Neutrals might suggest that a move from unfashionable Barnet to prosperous Harrow may not necessarily be such a bad thing; it’s got a very nice school, after all. But on closer inspection The Hive’s location in Edgware, a dull residential area 10 minutes’ drive or so from the centre of Harrow exposes the true, life-sapping experience that supporters will face when the club moves; this is unlikely to be the type of place I want to refer to in order to help me join up the dots of my life.
If The Sun is to believed, however, a knight is on the horizon. Uncritically reporting the news of Edgar Davids’ attention-grabbing arrival at Underhill, the headline that alerted readers to the news in Saturday’s paper – “Davids: I could have gone to any club in the world but I chose Barnet” – seemed to suggest that all will be fine now that Davids is in situ.
An Orange Knight?
However, reading between the lines, as well as through the postings on Barnet FC forum OnlyBarnet.com, that implication couldn’t be further from the truth. Having survived by the skin last season following a whirlwind fling with Martin Allen, results have been roundly terrible from the very beginning of the new term under new head coach Mark Robson.
Yet this appointment was linked to a wider restructuring of the club’s football set up as Barnet seek to sustain EPPP Category B status. Instead of sniffing around the scrapheap of London’s bigger clubs for quick fixes, this move signalled a vision which would establish the Bees as one of the most progressive, foremost developers of youth outside of the Premier League. Robson – a respected and well-qualified coach who’d served time at Charlton, Gillingham and Peterborough – therefore seemed like a sensible candidate for heading up the first team.

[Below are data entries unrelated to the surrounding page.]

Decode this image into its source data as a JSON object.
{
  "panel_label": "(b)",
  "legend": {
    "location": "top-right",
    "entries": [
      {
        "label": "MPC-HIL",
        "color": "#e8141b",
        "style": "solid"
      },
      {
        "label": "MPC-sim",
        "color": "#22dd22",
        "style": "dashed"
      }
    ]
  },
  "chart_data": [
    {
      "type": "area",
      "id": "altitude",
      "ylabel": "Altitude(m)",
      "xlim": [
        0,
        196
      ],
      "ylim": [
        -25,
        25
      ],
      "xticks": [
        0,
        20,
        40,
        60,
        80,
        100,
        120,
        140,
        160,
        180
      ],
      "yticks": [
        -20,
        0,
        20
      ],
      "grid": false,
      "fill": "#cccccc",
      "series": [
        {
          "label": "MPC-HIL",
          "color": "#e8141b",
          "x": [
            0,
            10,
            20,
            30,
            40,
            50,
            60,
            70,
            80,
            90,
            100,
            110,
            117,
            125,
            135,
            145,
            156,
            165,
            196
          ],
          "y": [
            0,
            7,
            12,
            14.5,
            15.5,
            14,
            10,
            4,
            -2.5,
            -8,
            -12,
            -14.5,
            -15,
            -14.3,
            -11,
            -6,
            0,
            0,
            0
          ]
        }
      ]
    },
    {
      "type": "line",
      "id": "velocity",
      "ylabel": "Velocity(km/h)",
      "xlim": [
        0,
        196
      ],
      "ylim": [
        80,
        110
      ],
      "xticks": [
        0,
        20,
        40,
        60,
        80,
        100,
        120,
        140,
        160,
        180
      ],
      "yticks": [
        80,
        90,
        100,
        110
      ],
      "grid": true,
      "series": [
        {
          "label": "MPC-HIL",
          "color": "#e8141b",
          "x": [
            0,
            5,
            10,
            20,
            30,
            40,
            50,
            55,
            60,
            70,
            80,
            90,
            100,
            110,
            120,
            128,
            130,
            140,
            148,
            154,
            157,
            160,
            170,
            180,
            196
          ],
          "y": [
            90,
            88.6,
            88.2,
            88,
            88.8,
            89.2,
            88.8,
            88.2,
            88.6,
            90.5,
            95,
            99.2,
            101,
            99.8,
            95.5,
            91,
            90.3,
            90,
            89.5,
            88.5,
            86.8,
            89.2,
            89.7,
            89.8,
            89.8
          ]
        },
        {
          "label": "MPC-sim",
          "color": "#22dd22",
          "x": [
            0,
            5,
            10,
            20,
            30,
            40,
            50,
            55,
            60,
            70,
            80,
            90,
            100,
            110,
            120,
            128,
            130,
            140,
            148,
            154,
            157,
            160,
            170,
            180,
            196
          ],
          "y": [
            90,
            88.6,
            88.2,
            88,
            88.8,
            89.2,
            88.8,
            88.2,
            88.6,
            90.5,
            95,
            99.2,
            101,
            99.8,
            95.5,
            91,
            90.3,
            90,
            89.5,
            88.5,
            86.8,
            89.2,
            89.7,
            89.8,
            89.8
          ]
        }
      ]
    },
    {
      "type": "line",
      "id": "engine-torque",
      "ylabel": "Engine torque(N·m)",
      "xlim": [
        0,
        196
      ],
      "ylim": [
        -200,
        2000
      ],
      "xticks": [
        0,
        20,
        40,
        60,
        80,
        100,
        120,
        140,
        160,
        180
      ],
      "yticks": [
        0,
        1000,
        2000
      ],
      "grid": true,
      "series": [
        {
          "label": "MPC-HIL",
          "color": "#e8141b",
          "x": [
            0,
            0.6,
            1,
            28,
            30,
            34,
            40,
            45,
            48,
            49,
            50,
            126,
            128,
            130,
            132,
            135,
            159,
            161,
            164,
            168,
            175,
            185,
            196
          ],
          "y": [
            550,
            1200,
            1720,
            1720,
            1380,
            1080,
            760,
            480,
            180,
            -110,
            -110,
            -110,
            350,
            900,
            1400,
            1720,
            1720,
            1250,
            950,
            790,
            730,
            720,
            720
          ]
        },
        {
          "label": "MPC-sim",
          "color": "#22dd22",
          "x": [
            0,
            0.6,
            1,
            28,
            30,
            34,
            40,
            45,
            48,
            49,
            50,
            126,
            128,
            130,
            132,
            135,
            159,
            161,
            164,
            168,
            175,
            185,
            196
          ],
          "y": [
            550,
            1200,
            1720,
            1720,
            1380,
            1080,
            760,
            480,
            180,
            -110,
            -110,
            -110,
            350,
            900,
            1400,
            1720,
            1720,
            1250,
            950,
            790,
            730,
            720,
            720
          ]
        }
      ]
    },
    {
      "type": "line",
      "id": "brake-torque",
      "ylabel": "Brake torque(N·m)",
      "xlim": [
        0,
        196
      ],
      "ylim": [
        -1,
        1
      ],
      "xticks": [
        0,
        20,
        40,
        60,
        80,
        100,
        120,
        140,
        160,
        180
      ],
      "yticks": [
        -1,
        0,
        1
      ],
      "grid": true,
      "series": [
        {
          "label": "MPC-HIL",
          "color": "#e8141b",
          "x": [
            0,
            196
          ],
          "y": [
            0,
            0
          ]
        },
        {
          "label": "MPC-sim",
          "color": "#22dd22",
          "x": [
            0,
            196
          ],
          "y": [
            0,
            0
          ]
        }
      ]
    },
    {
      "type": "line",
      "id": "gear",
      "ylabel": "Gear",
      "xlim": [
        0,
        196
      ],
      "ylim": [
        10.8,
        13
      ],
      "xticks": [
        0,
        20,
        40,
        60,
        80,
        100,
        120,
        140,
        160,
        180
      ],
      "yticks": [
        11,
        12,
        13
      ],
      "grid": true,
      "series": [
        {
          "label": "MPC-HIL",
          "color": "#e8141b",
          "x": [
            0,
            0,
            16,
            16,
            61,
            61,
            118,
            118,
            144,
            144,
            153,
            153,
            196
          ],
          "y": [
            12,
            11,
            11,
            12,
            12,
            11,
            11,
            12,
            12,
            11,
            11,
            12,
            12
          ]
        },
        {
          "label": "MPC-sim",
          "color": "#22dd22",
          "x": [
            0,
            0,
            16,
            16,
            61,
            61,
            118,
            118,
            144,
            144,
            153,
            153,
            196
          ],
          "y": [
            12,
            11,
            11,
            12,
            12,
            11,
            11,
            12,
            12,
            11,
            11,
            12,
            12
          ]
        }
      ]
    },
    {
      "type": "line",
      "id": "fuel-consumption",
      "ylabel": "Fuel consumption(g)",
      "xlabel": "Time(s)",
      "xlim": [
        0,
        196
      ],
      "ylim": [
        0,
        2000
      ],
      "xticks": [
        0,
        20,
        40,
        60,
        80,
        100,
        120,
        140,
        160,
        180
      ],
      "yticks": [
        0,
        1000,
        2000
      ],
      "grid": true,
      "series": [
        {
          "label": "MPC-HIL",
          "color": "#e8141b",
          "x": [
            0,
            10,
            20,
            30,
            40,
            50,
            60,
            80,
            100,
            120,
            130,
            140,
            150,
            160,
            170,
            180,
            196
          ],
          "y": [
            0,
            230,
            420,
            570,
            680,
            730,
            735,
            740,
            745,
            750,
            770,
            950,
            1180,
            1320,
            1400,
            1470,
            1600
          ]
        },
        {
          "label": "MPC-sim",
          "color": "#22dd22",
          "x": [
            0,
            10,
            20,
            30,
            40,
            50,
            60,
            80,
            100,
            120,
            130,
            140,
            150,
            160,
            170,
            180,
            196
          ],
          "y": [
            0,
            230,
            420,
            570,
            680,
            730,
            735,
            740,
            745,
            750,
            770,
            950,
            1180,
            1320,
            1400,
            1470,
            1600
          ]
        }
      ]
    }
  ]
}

How strange, then, that just two months into the new season this setup would appear to have been scrapped, ‘joint head coach’ Edgar Davids coming in alongside new assistant coach and fellow Dutchman Ulrich Landvreugd to work – apparently alongside – the existing team. Exactly the type of quick fix, one might suggest, that Barnet’s laudable intention of developing their youth system was in effect trying to avoid.
And this transience is reflected in the current playing side; epitomized by summer signing Collins John’s all too brief appearance before leaving the field injured, Saturday’s squad included next to no long-serving players and just two individuals – Jamal Lowe and Elliott Johnson – who have come through the ranks.
Just this week, chairman Kleanthous claimed that Barnet “are not a dying football club, we are a club that is going places”. Yet, while his development of Barnet’s Academy could – if managed in the right way – help to make Barnet more financially secure, his apparent lack of empathy with supporters regarding the location of the club’s home ground and his worryingly dim conviction that bringing in a showman such as Davids fits with a long-term vision suggests that the Bees will continue to struggle as a Football League club. And at that, one without a ground that I can continue to attach my personal own narrative to.